See Build a wrapper for a full worked example of this flow — from reading a base model’s schema to publishing a live endpoint.

Typical assistant flow

A common end-to-end pattern your assistant will run:
1. recommended_models(category="image")     → pick "bytedance/sdxl-lightning-4step"
2. get_model(endpoint="bytedance/sdxl-...")  → confirm input fields
3. run_model(endpoint=..., input={...})      → returns requestId
4. wait_for_request(requestId=...)           → returns final output URLs
For an image-to-image flow, prepend upload_file to convert local bytes to a URL the model can consume.

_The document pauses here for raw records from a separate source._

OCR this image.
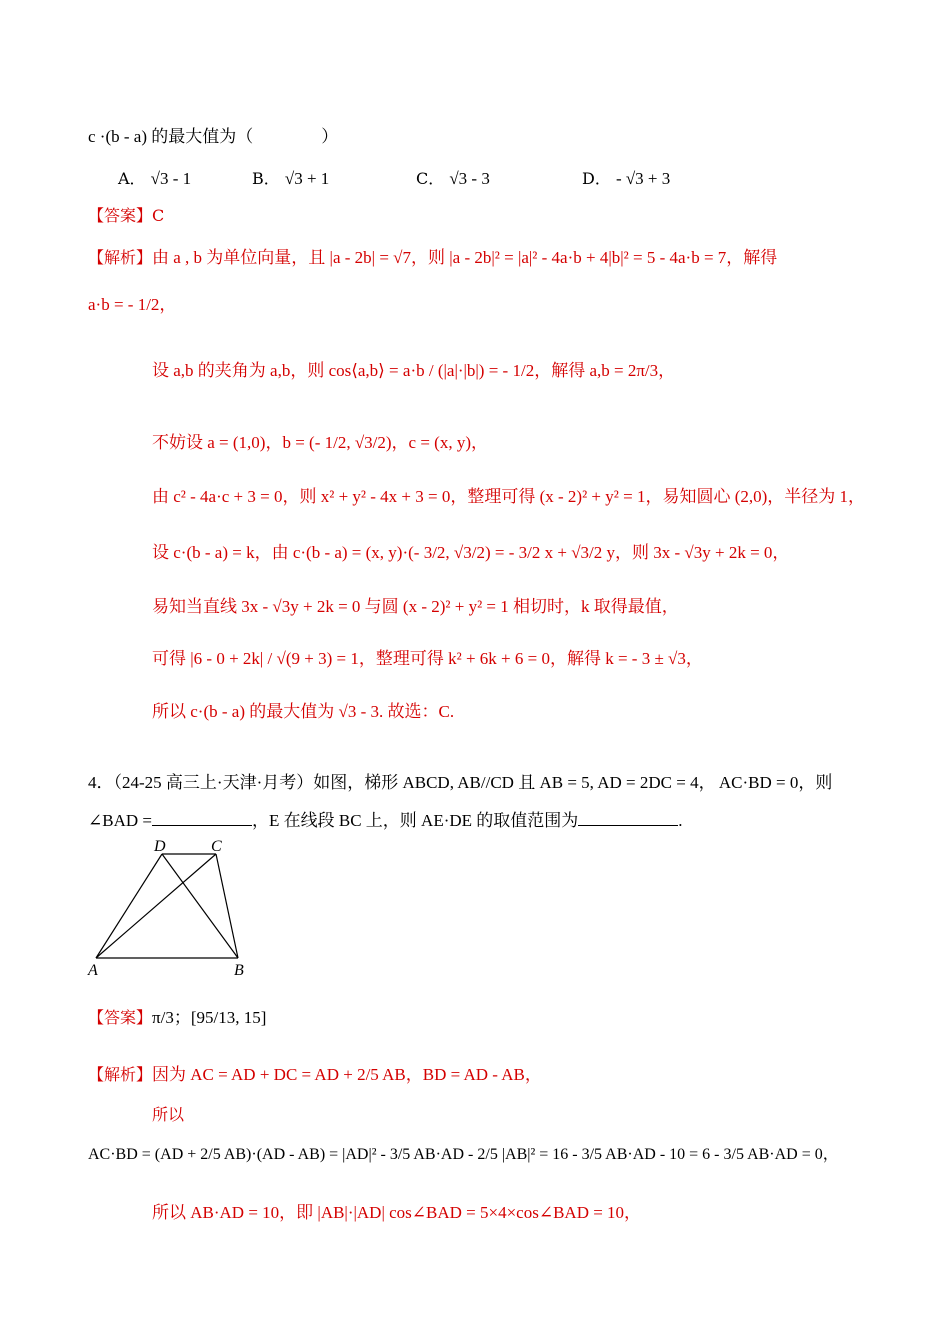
c ·(b - a) 的最大值为（　　　　）
A． √3 - 1	B． √3 + 1	C． √3 - 3	D． - √3 + 3
【答案】C
【解析】由 a , b 为单位向量，且 |a - 2b| = √7，则 |a - 2b|² = |a|² - 4a·b + 4|b|² = 5 - 4a·b = 7，解得
a·b = - 1/2，
设 a,b 的夹角为 a,b，则 cos⟨a,b⟩ = a·b / (|a|·|b|) = - 1/2，解得 a,b = 2π/3，
不妨设 a = (1,0)，b = (- 1/2, √3/2)，c = (x, y)，
由 c² - 4a·c + 3 = 0，则 x² + y² - 4x + 3 = 0，整理可得 (x - 2)² + y² = 1，易知圆心 (2,0)，半径为 1，
设 c·(b - a) = k，由 c·(b - a) = (x, y)·(- 3/2, √3/2) = - 3/2 x + √3/2 y，则 3x - √3y + 2k = 0，
易知当直线 3x - √3y + 2k = 0 与圆 (x - 2)² + y² = 1 相切时，k 取得最值，
可得 |6 - 0 + 2k| / √(9 + 3) = 1，整理可得 k² + 6k + 6 = 0，解得 k = - 3 ± √3，
所以 c·(b - a) 的最大值为 √3 - 3. 故选：C.
4．（24-25 高三上·天津·月考）如图，梯形 ABCD, AB//CD 且 AB = 5, AD = 2DC = 4， AC·BD = 0，则
∠BAD =	，E 在线段 BC 上，则 AE·DE 的取值范围为	.
D	C
A	B
【答案】π/3；[95/13, 15]
【解析】因为 AC = AD + DC = AD + 2/5 AB，BD = AD - AB，
所以
AC·BD = (AD + 2/5 AB)·(AD - AB) = |AD|² - 3/5 AB·AD - 2/5 |AB|² = 16 - 3/5 AB·AD - 10 = 6 - 3/5 AB·AD = 0，
所以 AB·AD = 10，即 |AB|·|AD| cos∠BAD = 5×4×cos∠BAD = 10，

OAuth flow (for client implementers)

If you’re building a third-party MCP client and want to support ModelRunner natively, the server publishes the standard discovery documents:
  • Protected Resource Metadata (RFC 9728): GET /.well-known/oauth-protected-resource
  • Authorization Server Metadata (RFC 8414): GET /.well-known/oauth-authorization-server
Supported flows:
  • authorization_code with PKCE (S256)
  • refresh_token
  • Dynamic Client Registration via POST /oauth/register
  • Token revocation via POST /oauth/revoke (RFC 7009)
Scope: mcp. Unauthorized requests to /mcp get a 401 with a WWW-Authenticate header pointing at the protected-resource metadata document — the standard MCP auth discovery handshake.

Troubleshooting

  • 401 Unauthorized on every tool call — Your token expired or was revoked. Disconnect and re-authorize in your client.
  • Tool list missing or empty — The client must send an InitializeRequest as the first POST to /mcp with no Mcp-Session-Id header. Most clients handle this automatically; check that you’re using a current MCP SDK build.
  • upload_file returns “exceeds the 200 MiB upload cap” — Use the direct multipart upload flow instead and pass the resulting fileUrl to run_model.